Grandad was badly wounded in the war and never really regained his health; he died of lung cancer in 1946. So grandma had two tragedies in her life, Grandad’s death and, perhaps more tragically the death of Mary, aged 10, from diphtheria. The experience was devastating for her: Mary was taken away to an isolation hospital where she was allowed no visits, she died and Grandma was not allowed to see her, she was sealed into a metal coffin and buried without any ceremony. I believe this was the standard practice for infectious disease at the time. This affected Grandma for the rest of her life, and, because she could not then bear to have girls in the house, my Dad saw very few girls. She visited us once a year for a few weeks in the summer, travelling by coach from Huddersfield to Coventry: what she couldn’t get in her small suitcase she would wear, and as she liked to be prepared for all eventualities she had some rather uncomfortable journeys.

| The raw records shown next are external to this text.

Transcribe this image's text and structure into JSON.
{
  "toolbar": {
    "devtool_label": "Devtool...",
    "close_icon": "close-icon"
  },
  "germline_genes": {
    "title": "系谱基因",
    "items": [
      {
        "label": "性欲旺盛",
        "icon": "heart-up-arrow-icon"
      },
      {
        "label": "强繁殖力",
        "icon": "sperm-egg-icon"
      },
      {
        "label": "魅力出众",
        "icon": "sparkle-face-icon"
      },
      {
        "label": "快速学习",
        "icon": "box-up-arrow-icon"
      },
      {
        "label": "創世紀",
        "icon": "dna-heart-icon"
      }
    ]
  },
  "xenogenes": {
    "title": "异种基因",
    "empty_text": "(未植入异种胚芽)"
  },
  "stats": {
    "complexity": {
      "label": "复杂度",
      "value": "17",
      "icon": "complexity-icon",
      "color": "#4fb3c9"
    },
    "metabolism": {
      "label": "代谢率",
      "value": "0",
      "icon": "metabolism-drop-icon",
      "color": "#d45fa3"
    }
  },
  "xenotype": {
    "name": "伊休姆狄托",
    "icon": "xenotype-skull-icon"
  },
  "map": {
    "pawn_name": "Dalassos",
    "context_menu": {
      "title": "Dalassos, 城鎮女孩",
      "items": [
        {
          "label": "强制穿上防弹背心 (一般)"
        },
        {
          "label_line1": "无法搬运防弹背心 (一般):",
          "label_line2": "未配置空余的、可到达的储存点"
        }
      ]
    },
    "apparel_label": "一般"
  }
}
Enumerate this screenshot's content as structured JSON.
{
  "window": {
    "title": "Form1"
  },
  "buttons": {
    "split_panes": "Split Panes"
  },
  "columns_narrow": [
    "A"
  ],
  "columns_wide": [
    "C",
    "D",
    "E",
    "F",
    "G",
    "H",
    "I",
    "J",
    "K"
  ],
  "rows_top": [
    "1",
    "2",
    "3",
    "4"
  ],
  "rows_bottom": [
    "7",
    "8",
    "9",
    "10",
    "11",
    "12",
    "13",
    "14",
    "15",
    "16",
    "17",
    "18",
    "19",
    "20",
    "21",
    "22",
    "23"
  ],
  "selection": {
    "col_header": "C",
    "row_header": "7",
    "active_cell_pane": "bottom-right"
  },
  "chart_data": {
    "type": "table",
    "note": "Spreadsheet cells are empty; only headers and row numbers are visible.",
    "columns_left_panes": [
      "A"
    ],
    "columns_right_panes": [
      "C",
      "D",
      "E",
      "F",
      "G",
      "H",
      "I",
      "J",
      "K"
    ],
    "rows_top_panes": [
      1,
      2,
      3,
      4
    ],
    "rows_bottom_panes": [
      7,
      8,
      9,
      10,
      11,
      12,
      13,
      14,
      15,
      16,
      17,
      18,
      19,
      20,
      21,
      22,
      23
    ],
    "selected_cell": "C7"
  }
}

My memories of Emmie Louisa are fond ones, although we only saw our grandparents maybe three time a year. She died following a stroke aged 75, I was about 12 at the time; she had been making a good recovery but when the doctor told her that she was being transferred to another hospital for rehabilitation she seemed to give up the ghost. In her youth the rehabilitation hospital had been the workhouse. After Grandma died Dad found Mary’s new, unworn Whitsuntide outfit carefully wrapped in tissue. She was a religious woman, and whenever I asked her when I would see her again she would always say that she hoped it would be soon, but she might be “going on a long, long journey”; she would however wait for me at the gates of heaven.

Reflecting on these memories I think what hard lives our grandparents had, and wonder what our grandchildren will think of us.